Because TB was such a deadly disease, doctors tried to develop an effective vaccine. The best vaccine currently available uses BCG, a modified form of a tuberculosis bacterium (or, rather, a modified form of the bacteria that causes TB in cows). BCG is an "attenuated" bacteria, meaning that it is still alive, but is very weak and not very good at infecting people. This means it should activate the immune system without actually hurting the person. This vaccine offers variable levels of protection against the disease. It is no longer used in North America, because incidence of the disease is low already, the effectiveness of the vaccine is in question, infections can be treated with antibiotics, and people who have received the vaccine can no longer be tested using the TB skin test. (The reason is that the skin test tests immunity to the bacteria. In patients who have never been vaccinated, any immunity to the bacteria suggests that they are, or have been, infected with the bacteria. In patients who have been vaccinated, the immunity may be due to the vaccine, which makes it unhelpful for testing whether there is also a current infection.)
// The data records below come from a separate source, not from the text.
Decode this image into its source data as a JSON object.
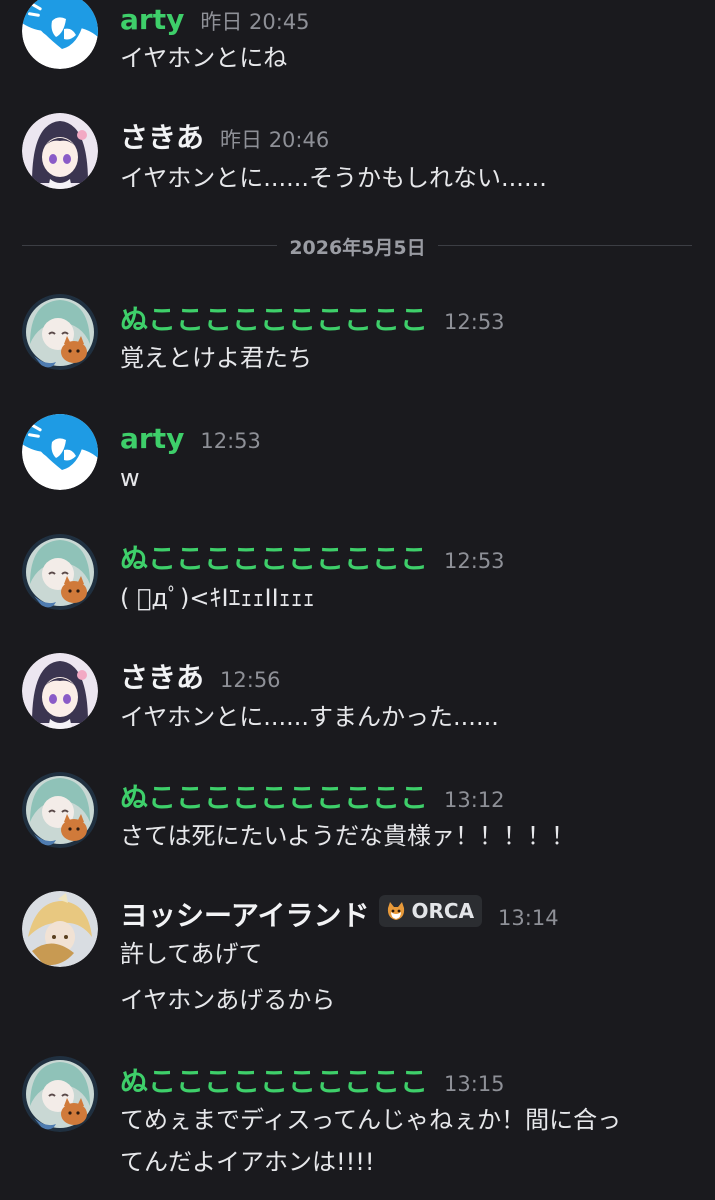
{
  "colors": {
    "background": "#1a1a1e",
    "green_name": "#3ecf6a",
    "white_name": "#f2f3f5",
    "timestamp": "#8e9097",
    "message_text": "#e6e7ea"
  },
  "date_divider": "2026年5月5日",
  "messages": [
    {
      "user": "arty",
      "time": "昨日 20:45",
      "lines": [
        "イヤホンとにね"
      ],
      "avatar": "blue-ghost-avatar"
    },
    {
      "user": "さきあ",
      "time": "昨日 20:46",
      "lines": [
        "イヤホンとに......そうかもしれない......"
      ],
      "avatar": "purple-hair-girl-avatar"
    },
    {
      "user": "ぬここここここここここ",
      "time": "12:53",
      "lines": [
        "覚えとけよ君たち"
      ],
      "avatar": "teal-hair-girl-cat-avatar"
    },
    {
      "user": "arty",
      "time": "12:53",
      "lines": [
        "w"
      ],
      "avatar": "blue-ghost-avatar"
    },
    {
      "user": "ぬここここここここここ",
      "time": "12:53",
      "lines": [
        "( ﾟдﾟ)<ｷIｴｪｪIIｪｪｪ"
      ],
      "avatar": "teal-hair-girl-cat-avatar"
    },
    {
      "user": "さきあ",
      "time": "12:56",
      "lines": [
        "イヤホンとに......すまんかった......"
      ],
      "avatar": "purple-hair-girl-avatar"
    },
    {
      "user": "ぬここここここここここ",
      "time": "13:12",
      "lines": [
        "さては死にたいようだな貴様ァ！！！！！"
      ],
      "avatar": "teal-hair-girl-cat-avatar"
    },
    {
      "user": "ヨッシーアイランド",
      "tag": "ORCA",
      "time": "13:14",
      "lines": [
        "許してあげて",
        "イヤホンあげるから"
      ],
      "avatar": "blonde-character-avatar"
    },
    {
      "user": "ぬここここここここここ",
      "time": "13:15",
      "lines": [
        "てめぇまでディスってんじゃねぇか！間に合っ",
        "てんだよイアホンは!!!!"
      ],
      "avatar": "teal-hair-girl-cat-avatar"
    }
  ]
}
Back in the early 1900s, doctors started to notice that tuberculosis patients seemed to have lower incidents of cancer, and that, compared to the population at large, the minority of TB patients who did develop cancer showed a higher rate of remission (i.e. they were more likely to have their cancer recede to undetectable levels). This correlation actually got turned into treatment; and, in fact, the leading treatment for early-stage bladder cancer, following surgical removal of the tumour, is to fill the bladder with BCG, the same bacteria used in the vaccine. The medical field still isn't 100% sure why this treatment works, but their best guess is that the bacteria is stimulating the immune system and making the immune system better at fighting off the cancer. Our immune system can detect two different kinds of dangers. One is intracellular dangers - infections that get inside our own body's cells, such as viruses, and some bacteria like TB. The other is extracellular dangers, like most bacteria and toxins (and allergens), that don't get into cells but need to be fought off in the blood/intestines/airways. Cancer cells can be detected and killed by the intracellular danger pathway, because the mutations which have caused the cells to turn to cancer are viewed as a danger in the cell. However, tumours are also really good at tricking the immune system into thinking there's actually an extracellular instead, so that the tumour cells get ignored.

Because TB is an intracellular danger, adding tuberculosis bacteria to the cancer site forces the immune system back into the intracellular danger pathway, which makes it easier for the immune system to notice, and thus fight off, the cancer. Pretty nifty stuff!

References


For those interested, I used the following articles as the basis for this description:

  1. Herr HW & Morales A. History of bacillus Calmette-Guerin and bladder cancer: an immunotherapy success story. J Urol 179: 53-56, 2008. This article is a history of BCG treatment of bladder cancer.
  2. Liu WM, et al. Supernatants from lymphocytes stimulated with Bacillus Calmette-Guerin can modify the antigenicity of tumours and stimulate allogeneic T-cell responses. Br J Cancer 105: 687-693, 2011. This lab did studies on cancer cell lines (cells grown in the lab, originally derived from a patient culture but which has likely modified itself to survive growing in a dish) to try and figure out how/why BCG priming might help the immune system recognize cancers, and what cell signaling pathways are involved. I think they overstated their conclusions, but nonetheless there are pretty impressive data showing that the BCG treatment upregulates cell killing and increases the immune system's ability to detect the cancer cells.